С раннего детства дед Евдоким привык, что Россия — огромнейшее государство неизмеримой силищи. И татары, и поляки, и шведы, и французы на колени склонить его стремились, даже скопом враги разные наваливались, а оно, могутное, бывало, поднатужится, расправит плечи, да как тряхнет ими — и кувыркаются вороги, летят к чертовой матери.

А теперь что получается? Где тот удар нашей армии, от которого вражья сила прахом пойдет?

Дед Евдоким не мог смотреть далеко, он думал только над тем, что сам видел. А многое ли попадало в его поле зрения? Вот ушел Богинов в лес, мужиков с собой увел, и ни слуху ни духу о нем. А ведь Богннов стоящим мужиком казался.

Или взять этого Витьку-лейтенанта, что отряд здесь представляет, маскируясь, — за мужа у Клавдии живет. Что толку от всего ихнего отряда, если он в глухомани отсиживается?

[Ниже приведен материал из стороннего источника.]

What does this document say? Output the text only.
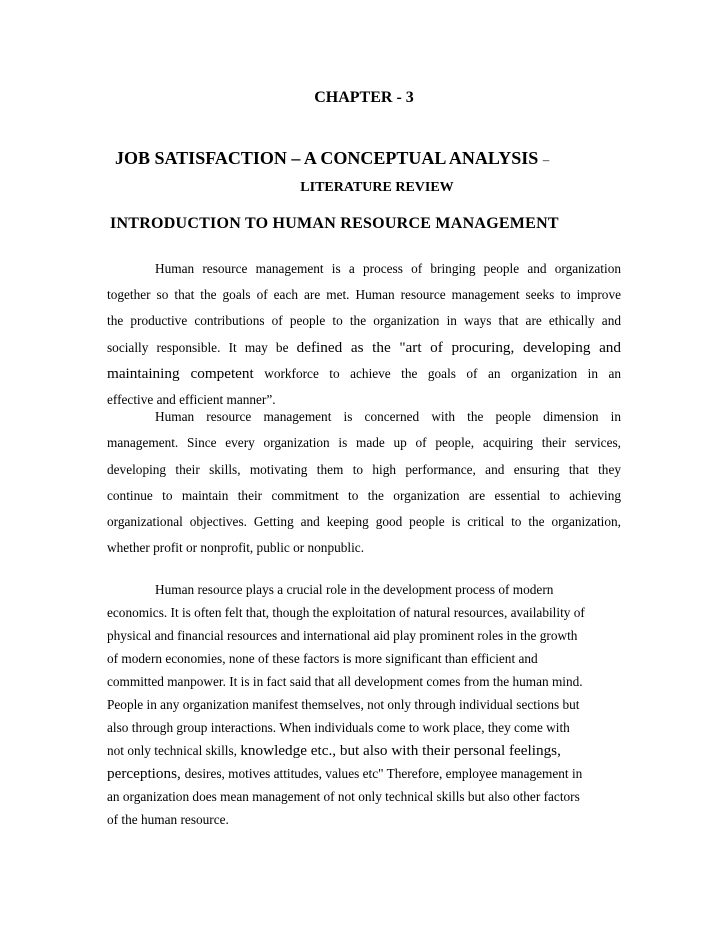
CHAPTER - 3
JOB SATISFACTION – A CONCEPTUAL ANALYSIS –
LITERATURE REVIEW
INTRODUCTION TO HUMAN RESOURCE MANAGEMENT
Human resource management is a process of bringing people and organization
together so that the goals of each are met. Human resource management seeks to improve
the productive contributions of people to the organization in ways that are ethically and
socially responsible. It may be defined as the "art of procuring, developing and
maintaining competent workforce to achieve the goals of an organization in an
effective and efficient manner”.
Human resource management is concerned with the people dimension in
management. Since every organization is made up of people, acquiring their services,
developing their skills, motivating them to high performance, and ensuring that they
continue to maintain their commitment to the organization are essential to achieving
organizational objectives. Getting and keeping good people is critical to the organization,
whether profit or nonprofit, public or nonpublic.
Human resource plays a crucial role in the development process of modern
economics. It is often felt that, though the exploitation of natural resources, availability of
physical and financial resources and international aid play prominent roles in the growth
of modern economies, none of these factors is more significant than efficient and
committed manpower. It is in fact said that all development comes from the human mind.
People in any organization manifest themselves, not only through individual sections but
also through group interactions. When individuals come to work place, they come with
not only technical skills, knowledge etc., but also with their personal feelings,
perceptions, desires, motives attitudes, values etc" Therefore, employee management in
an organization does mean management of not only technical skills but also other factors
of the human resource.
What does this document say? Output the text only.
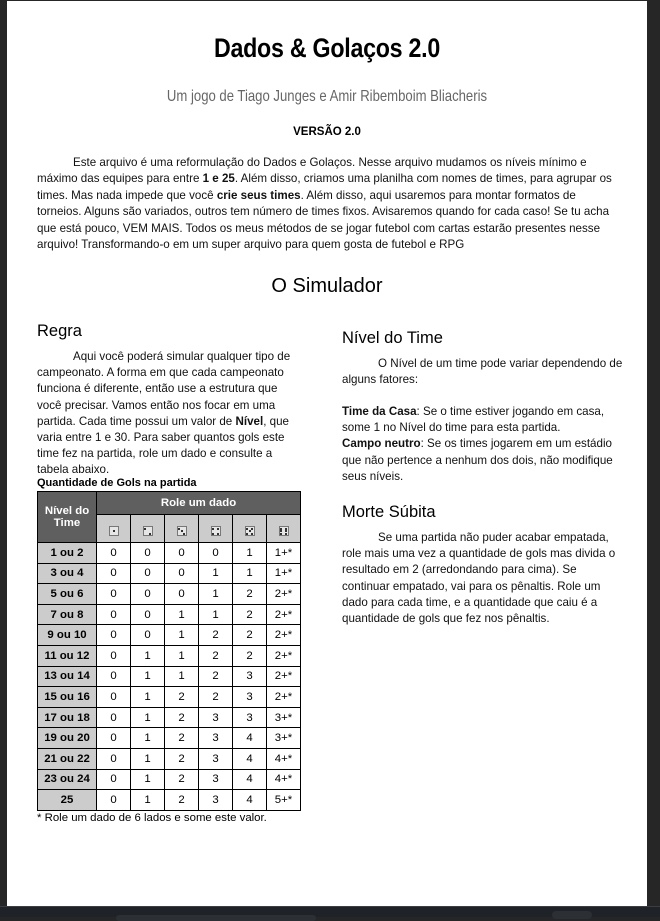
Dados & Golaços 2.0
Um jogo de Tiago Junges e Amir Ribemboim Bliacheris
VERSÃO 2.0

Este arquivo é uma reformulação do Dados e Golaços. Nesse arquivo mudamos os níveis mínimo e máximo das equipes para entre 1 e 25. Além disso, criamos uma planilha com nomes de times, para agrupar os times. Mas nada impede que você crie seus times. Além disso, aqui usaremos para montar formatos de torneios. Alguns são variados, outros tem número de times fixos. Avisaremos quando for cada caso! Se tu acha que está pouco, VEM MAIS. Todos os meus métodos de se jogar futebol com cartas estarão presentes nesse arquivo! Transformando-o em um super arquivo para quem gosta de futebol e RPG

O Simulador
Regra

Aqui você poderá simular qualquer tipo de campeonato. A forma em que cada campeonato funciona é diferente, então use a estrutura que você precisar. Vamos então nos focar em uma partida. Cada time possui um valor de Nível, que varia entre 1 e 30. Para saber quantos gols este time fez na partida, role um dado e consulte a tabela abaixo.

Quantidade de Gols na partida
Nível do Time	Role um dado					

1 ou 2	0	0	0	0	1	1+*
3 ou 4	0	0	0	1	1	1+*
5 ou 6	0	0	0	1	2	2+*
7 ou 8	0	0	1	1	2	2+*
9 ou 10	0	0	1	2	2	2+*
11 ou 12	0	1	1	2	2	2+*
13 ou 14	0	1	1	2	3	2+*
15 ou 16	0	1	2	2	3	2+*
17 ou 18	0	1	2	3	3	3+*
19 ou 20	0	1	2	3	4	3+*
21 ou 22	0	1	2	3	4	4+*
23 ou 24	0	1	2	3	4	4+*
25	0	1	2	3	4	5+*
* Role um dado de 6 lados e some este valor.
Nível do Time

O Nível de um time pode variar dependendo de alguns fatores:

Time da Casa: Se o time estiver jogando em casa, some 1 no Nível do time para esta partida.
Campo neutro: Se os times jogarem em um estádio que não pertence a nenhum dos dois, não modifique seus níveis.

Morte Súbita

Se uma partida não puder acabar empatada, role mais uma vez a quantidade de gols mas divida o resultado em 2 (arredondando para cima). Se continuar empatado, vai para os pênaltis. Role um dado para cada time, e a quantidade que caiu é a quantidade de gols que fez nos pênaltis.
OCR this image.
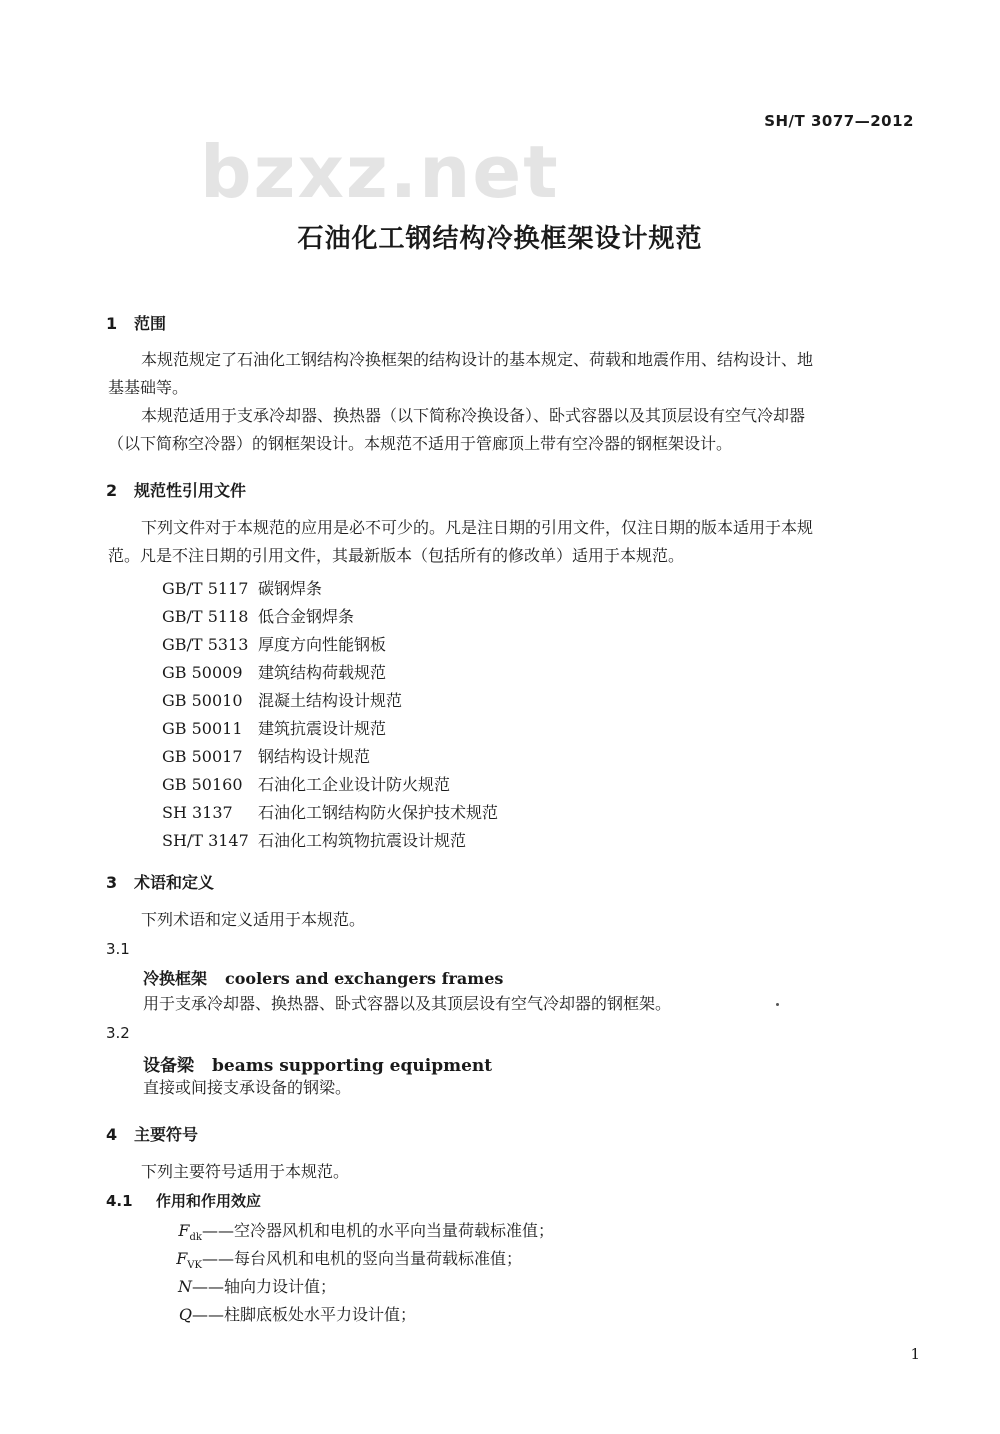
bzxz.net
SH/T 3077—2012
石油化工钢结构冷换框架设计规范
1 范围
本规范规定了石油化工钢结构冷换框架的结构设计的基本规定、荷载和地震作用、结构设计、地
基基础等。
本规范适用于支承冷却器、换热器（以下简称冷换设备）、卧式容器以及其顶层设有空气冷却器
（以下简称空冷器）的钢框架设计。本规范不适用于管廊顶上带有空冷器的钢框架设计。
2 规范性引用文件
下列文件对于本规范的应用是必不可少的。凡是注日期的引用文件，仅注日期的版本适用于本规
范。凡是不注日期的引用文件，其最新版本（包括所有的修改单）适用于本规范。
GB/T 5117 碳钢焊条
GB/T 5118 低合金钢焊条
GB/T 5313 厚度方向性能钢板
GB 50009 建筑结构荷载规范
GB 50010 混凝土结构设计规范
GB 50011 建筑抗震设计规范
GB 50017 钢结构设计规范
GB 50160 石油化工企业设计防火规范
SH 3137 石油化工钢结构防火保护技术规范
SH/T 3147 石油化工构筑物抗震设计规范
3 术语和定义
下列术语和定义适用于本规范。
3.1
冷换框架 coolers and exchangers frames
用于支承冷却器、换热器、卧式容器以及其顶层设有空气冷却器的钢框架。
3.2
设备梁 beams supporting equipment
直接或间接支承设备的钢梁。
4 主要符号
下列主要符号适用于本规范。
4.1 作用和作用效应
$F_{dk}——$空冷器风机和电机的水平向当量荷载标准值；
$F_{VK}——$每台风机和电机的竖向当量荷载标准值；
N——轴向力设计值；
Q——柱脚底板处水平力设计值；
1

Правда, сам Витька-лейтенант прибрал к рукам Афоню и ночами иногда тайком исчезает с ним из деревни. И почти всегда после этого у германа то солдат сгинет, то линия телефонная оборвется, то машина какая вдруг в кювет свалится да и сгорит там.

Для двух человек все это, вроде бы, и ладно, а если с высоты российской громадины глянуть? Прямо скажем, неприглядная картина получается: будто ворвался бандит в дом, где полно мужиков в полной силе, а воспротивился бандюге только меньший, который и ходить-то недавно начал.

Будь его воля, он бы, дед Евдоким, весь народ сполохом поднял, всю округу огню отдал, но не позволил бы герману на перинах нежиться!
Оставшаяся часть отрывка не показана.